Далее отобранных подталкивали в центр плаца, велели. "На
колени!" Эсэсовцы или полицаи обходили и аккуратно укладывали
каждого выстрелом в затылок,
Заключенных заставляли запевать песню, они обходили круг по
плацу и отправлялись по землянкам.
Однажды прибыла партия заключенных из Полтавы. Забили в
рельс среди дня, собрали всех на плацу и объявили, что сейчас
будут расстреляны украинские партизаны. В центре плаца стояли
на коленях человек шестьдесят, с руками назад, за ними встали
рядами полицаи,
Вдруг один молоденький полицай закричал: "Не буду
стрелять!" Оказалось, что среди заключенных его родной брат и
немцы специально подстроили этот спектакль: чтобы брат стрелял
в брата.
К полицаю подбежал немец, достал пистолет. Тогда
молоденький полицай выстрелил, но ему тут же стало плохо, и
его увели. Ему было лет девятнадцать, убитому брату -- лет
двадцать пять. Всех остальных стреляли зачем-то разрывными
пулями, так что мозги летели прямо в лица стоявших в строю.
За мелкие провинности назначалась порка. Выносили сделанный
в столярке стол с углублением для тела, человека клали туда,
прижимали сверху доской, накрывавшей плечи и голову, и два
здоровых лба из лагерных прихлебал добросовестно молотили
палками, которые шутя звали "автоматами". Получить двести
"автоматов" означало верную смерть.
В одной бригаде при вечерней поверке не хватило человека.
Его быстро нашла собака в уборной висящим под стульчаками. Он
хотел дождаться ночи, чтоб бежать. Сотники били его на станке
палками до тех пор, пока мясо не стало отваливаться кусками,
били мертвого, расшлепав в тесто.
Парнишка лет семнадцати пошел на помойку поискать еду. Это
заметил сам Радомский, он осторожно, на цыпочках, стал
подкрадываться, доставая на ходу револьвер, -- выстрелил в
упор, спрятал револьвер и ушел, удовлетворенный, словно
бродячую собаку убил.
Стреляли за то, что второй раз становился в очередь за
едой; сыпали "автоматы" за то, что не снял шапку; когда в
"больничной" землянке скоплялось много больных, их выгоняли,
клали на землю и строчили из автоматов.
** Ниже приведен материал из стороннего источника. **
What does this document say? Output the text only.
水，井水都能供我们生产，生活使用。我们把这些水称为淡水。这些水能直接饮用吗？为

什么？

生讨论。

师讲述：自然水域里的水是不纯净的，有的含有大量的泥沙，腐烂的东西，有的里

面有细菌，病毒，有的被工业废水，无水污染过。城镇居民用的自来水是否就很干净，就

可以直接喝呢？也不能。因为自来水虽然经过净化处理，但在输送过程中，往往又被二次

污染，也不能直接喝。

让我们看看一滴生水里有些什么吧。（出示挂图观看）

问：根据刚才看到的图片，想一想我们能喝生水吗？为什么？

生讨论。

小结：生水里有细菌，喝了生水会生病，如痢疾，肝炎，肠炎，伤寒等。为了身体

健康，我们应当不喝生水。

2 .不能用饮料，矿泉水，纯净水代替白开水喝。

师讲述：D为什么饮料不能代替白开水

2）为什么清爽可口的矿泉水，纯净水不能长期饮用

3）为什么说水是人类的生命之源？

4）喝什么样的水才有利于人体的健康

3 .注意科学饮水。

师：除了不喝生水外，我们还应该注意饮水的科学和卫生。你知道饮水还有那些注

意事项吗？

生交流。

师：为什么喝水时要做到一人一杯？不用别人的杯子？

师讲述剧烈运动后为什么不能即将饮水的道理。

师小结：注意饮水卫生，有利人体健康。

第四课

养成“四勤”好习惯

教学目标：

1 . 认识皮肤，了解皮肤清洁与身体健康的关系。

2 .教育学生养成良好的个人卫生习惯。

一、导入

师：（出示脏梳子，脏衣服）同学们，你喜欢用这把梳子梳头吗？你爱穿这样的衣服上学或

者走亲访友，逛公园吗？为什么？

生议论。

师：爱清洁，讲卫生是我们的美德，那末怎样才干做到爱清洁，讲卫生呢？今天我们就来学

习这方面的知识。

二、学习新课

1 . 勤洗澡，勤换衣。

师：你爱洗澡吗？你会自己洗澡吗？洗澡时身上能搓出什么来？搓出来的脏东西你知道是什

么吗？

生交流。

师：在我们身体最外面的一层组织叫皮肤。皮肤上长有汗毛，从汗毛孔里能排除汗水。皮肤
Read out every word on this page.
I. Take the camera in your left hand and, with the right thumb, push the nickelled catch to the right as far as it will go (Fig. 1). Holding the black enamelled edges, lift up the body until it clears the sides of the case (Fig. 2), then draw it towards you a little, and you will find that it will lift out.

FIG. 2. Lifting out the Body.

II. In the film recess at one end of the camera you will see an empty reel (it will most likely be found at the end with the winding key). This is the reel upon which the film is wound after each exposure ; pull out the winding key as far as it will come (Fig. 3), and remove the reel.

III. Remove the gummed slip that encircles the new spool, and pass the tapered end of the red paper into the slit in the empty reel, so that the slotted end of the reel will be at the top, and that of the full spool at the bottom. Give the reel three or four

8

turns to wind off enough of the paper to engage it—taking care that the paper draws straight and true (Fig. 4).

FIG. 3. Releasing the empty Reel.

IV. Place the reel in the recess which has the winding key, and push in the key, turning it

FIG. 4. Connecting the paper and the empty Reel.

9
А "зарядки" даже за
наказание не считались, это было сплошь и рядом: "вставай",
"ложись", "рыбьим шагом"...
Все это Давыдов видел своими глазами, был бит, пел песни,
стоял в строю под отсчетом Ридера, но роковая цифра на него
все не выпадала.
Радомский изобрел чисто свой, уникальный способ наказания.
Заключенным велели влезть на дерево и привязать к верхушке
веревку. Другим заключенным велели дерево пилить. Потом тянули
за веревку, дерево рушилось, сидящие на нем убивались.
Радомский всегда лично выходил посмотреть и, говорят, очень
смеялся. Которые не убивались, тех Антон добивал лопатой.
Быстрее всех гибли евреи или полуевреи из "жидовской"
землянки, которых немцы со свойственным им "юмором" называли
"зимль-команда" -- "небесная команда". Но другие изо всех сип
цеплялись за жизнь, боролись за еду. одежду.
Одежду не выдавали. С прибывающих снимали что получше --
сапоги, пальто, пиджак, и полицаи меня-ли это в городе на
самогон. Поэтому каждый старался добыть одежду с трупов.
С едой было сложнее. Кроме утреннего кофе -- темной бурды и
хлеба, давали днем еще баланду. При тяжелой, изнурительной
работе на такой еде, конечно, нельзя было протянуть, но иногда
поступали передачи. Женщины бродили вокруг лагеря,
высматривали своих и бросали через проволоку хлеб. Если же
давали полицаю у ворот литр-другой самогону, то он иной раз
передавал заключенному мешочек с пшеном или картошку.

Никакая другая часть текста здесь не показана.